Bawahanku menatapku dengan bangga. Saat aku tumbuh lebih kuat, rasanya aku bisa mengetahui lebih banyak tentang apa yang dirasakan bawahanku. Saya bertanya-tanya apakah bawahan saya tumbuh dan berevolusi, sama seperti zombie di jalanan.
Sepertinya saya tidak bisa menarik kesimpulan yang jelas. Segalanya tidak pasti. Namun, memiliki perasaan terhadap bawahanku adalah sesuatu yang tidak berani kubayangkan.
Saya memerintahkan bawahan saya yang menjaga travelator dan eskalator keluar dari supermarket. Saya menyusunnya, sepuluh berturut-turut, dan menghitung jumlah orang untuk melihat berapa total yang saya miliki.
Saya memiliki total seratus tujuh puluh delapan bawahan di depan saya. Seiring dengan peningkatan kemampuan fisik saya, saya menjadi lebih baik dalam menangani sakit kepala.
Aku ingat pertama kali aku pingsan setelah tubuhku tidak mampu merekrut tiga puluh dua bawahan. Sekarang, saya berhasil merekrut lebih dari seratus bawahan dalam satu hari.
‘Apakah otakku juga bertambah massa ototnya?’
Aku terkekeh mendengar omong kosongku.
‘Jadi, seratus tujuh puluh delapan ditambah seratus tiga puluh dua sama dengan tiga ratus sepuluh, kan?’
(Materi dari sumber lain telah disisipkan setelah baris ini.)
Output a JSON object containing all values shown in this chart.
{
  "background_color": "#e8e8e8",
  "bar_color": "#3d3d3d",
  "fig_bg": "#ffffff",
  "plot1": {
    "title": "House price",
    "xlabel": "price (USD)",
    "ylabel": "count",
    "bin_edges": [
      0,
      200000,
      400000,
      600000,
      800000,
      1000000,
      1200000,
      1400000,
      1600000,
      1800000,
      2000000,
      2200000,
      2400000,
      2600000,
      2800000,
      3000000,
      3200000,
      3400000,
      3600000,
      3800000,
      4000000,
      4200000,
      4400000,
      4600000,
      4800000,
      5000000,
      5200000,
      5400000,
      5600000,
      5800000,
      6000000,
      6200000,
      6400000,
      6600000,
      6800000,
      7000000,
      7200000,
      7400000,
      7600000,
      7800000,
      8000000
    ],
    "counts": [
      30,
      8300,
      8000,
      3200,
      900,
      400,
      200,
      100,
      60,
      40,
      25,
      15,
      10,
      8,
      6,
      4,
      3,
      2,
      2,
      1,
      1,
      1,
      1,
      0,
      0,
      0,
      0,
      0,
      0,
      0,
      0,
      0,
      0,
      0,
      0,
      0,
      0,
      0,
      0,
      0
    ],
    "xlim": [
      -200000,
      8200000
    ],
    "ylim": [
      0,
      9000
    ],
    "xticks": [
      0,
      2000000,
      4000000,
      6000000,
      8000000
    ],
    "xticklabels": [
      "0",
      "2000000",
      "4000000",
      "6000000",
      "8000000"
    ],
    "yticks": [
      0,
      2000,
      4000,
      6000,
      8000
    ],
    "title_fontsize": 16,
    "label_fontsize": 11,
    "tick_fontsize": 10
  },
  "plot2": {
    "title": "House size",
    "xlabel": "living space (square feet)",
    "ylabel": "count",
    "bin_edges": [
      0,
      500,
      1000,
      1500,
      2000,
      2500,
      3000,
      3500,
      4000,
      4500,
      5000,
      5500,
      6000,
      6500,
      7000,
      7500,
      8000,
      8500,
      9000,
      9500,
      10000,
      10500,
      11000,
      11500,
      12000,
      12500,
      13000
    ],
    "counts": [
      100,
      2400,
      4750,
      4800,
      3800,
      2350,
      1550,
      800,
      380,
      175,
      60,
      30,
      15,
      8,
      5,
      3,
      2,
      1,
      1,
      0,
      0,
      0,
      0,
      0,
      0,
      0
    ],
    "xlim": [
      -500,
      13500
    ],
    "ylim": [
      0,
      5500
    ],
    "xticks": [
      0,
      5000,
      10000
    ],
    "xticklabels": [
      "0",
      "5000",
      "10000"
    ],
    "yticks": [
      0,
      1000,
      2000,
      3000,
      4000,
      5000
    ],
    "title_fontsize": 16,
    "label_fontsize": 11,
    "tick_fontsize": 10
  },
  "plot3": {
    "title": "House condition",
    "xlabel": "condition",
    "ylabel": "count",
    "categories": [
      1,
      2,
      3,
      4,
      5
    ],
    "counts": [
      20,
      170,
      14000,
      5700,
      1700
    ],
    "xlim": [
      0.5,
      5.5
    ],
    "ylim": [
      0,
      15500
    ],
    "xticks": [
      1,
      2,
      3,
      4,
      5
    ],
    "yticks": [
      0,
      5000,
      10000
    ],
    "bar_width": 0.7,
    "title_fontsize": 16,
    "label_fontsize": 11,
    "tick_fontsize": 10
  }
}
Mengingat semua bawahan yang saya miliki, baik di sini maupun di belakang apartemen, saya memiliki total tiga ratus sepuluh bawahan. Saya juga seorang pemimpin zombie yang memiliki lebih dari tiga ratus bawahan.
“Hai!”
Pada saat itu, saya mendengar suara asing memanggil saya dari belakang. Aku berbalik untuk mencari sumber suara. Pandanganku terfokus pada seorang pria paruh baya, yang menjulurkan kepalanya dari jendela lantai tiga supermarket.